One thing seems pretty certain. Technology has opened the doors for larger breaches. In the paper world, it’s a little harder to lose/misplace/steal 500 or more individuals information. It happens, but it’s much easier in the digital world. Plus, there’s a lot more vagueness in technology when a breach happens.

In the digital world, it’s often a best guess about what happened during a breach. Most of the time breaches happen in the technical world, they probably didn’t give a rip about the healthcare data. However, there’s the potential that they did, so you get to report it. Enough of that tangent.

One other problem with the assertion that most of this list is from an EMR breach is that I was surprised how many insurance providers were on the list. In fact, it seems like a large portion of the breaches were insurance lists probably. Not sure that’s an EMR breach.

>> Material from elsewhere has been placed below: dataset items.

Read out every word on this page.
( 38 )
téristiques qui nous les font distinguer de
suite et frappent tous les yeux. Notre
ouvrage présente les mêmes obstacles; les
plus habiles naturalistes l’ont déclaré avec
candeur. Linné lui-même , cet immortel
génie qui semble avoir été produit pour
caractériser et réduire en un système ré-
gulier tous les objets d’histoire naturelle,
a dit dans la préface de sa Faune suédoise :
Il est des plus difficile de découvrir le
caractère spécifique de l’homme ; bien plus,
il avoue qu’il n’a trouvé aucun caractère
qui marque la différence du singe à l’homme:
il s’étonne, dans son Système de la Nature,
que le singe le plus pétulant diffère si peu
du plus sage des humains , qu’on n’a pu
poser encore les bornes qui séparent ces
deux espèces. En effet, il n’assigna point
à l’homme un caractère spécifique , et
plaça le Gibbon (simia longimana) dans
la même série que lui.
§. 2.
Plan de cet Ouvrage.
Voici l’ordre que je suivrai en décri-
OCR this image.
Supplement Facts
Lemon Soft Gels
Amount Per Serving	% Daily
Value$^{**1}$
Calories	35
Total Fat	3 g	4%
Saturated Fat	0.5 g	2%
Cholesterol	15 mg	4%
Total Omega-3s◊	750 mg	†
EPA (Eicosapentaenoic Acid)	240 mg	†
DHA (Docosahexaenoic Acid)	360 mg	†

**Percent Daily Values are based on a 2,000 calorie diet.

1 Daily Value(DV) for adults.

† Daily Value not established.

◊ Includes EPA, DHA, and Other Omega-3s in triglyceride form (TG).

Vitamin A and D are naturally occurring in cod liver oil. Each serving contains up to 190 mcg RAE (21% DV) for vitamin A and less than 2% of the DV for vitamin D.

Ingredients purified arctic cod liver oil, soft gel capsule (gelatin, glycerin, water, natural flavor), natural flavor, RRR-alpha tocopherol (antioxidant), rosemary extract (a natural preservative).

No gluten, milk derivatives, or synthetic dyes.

I think it’s also interesting to note that this list of breaches is probably far below the reality. This is just the list of reported cases. I can’t imagine how many breaches happen that go unreported.

Of course, this begs the question of whether we should be moving to electronic records at all if there’s more possibility for breaches. My answer is that of course we should. Although, it should give us real pause as we consider the security of those systems as well. Stuff happens, but we shouldn’t put the possibility of breaches make us set aside the benefits of technology.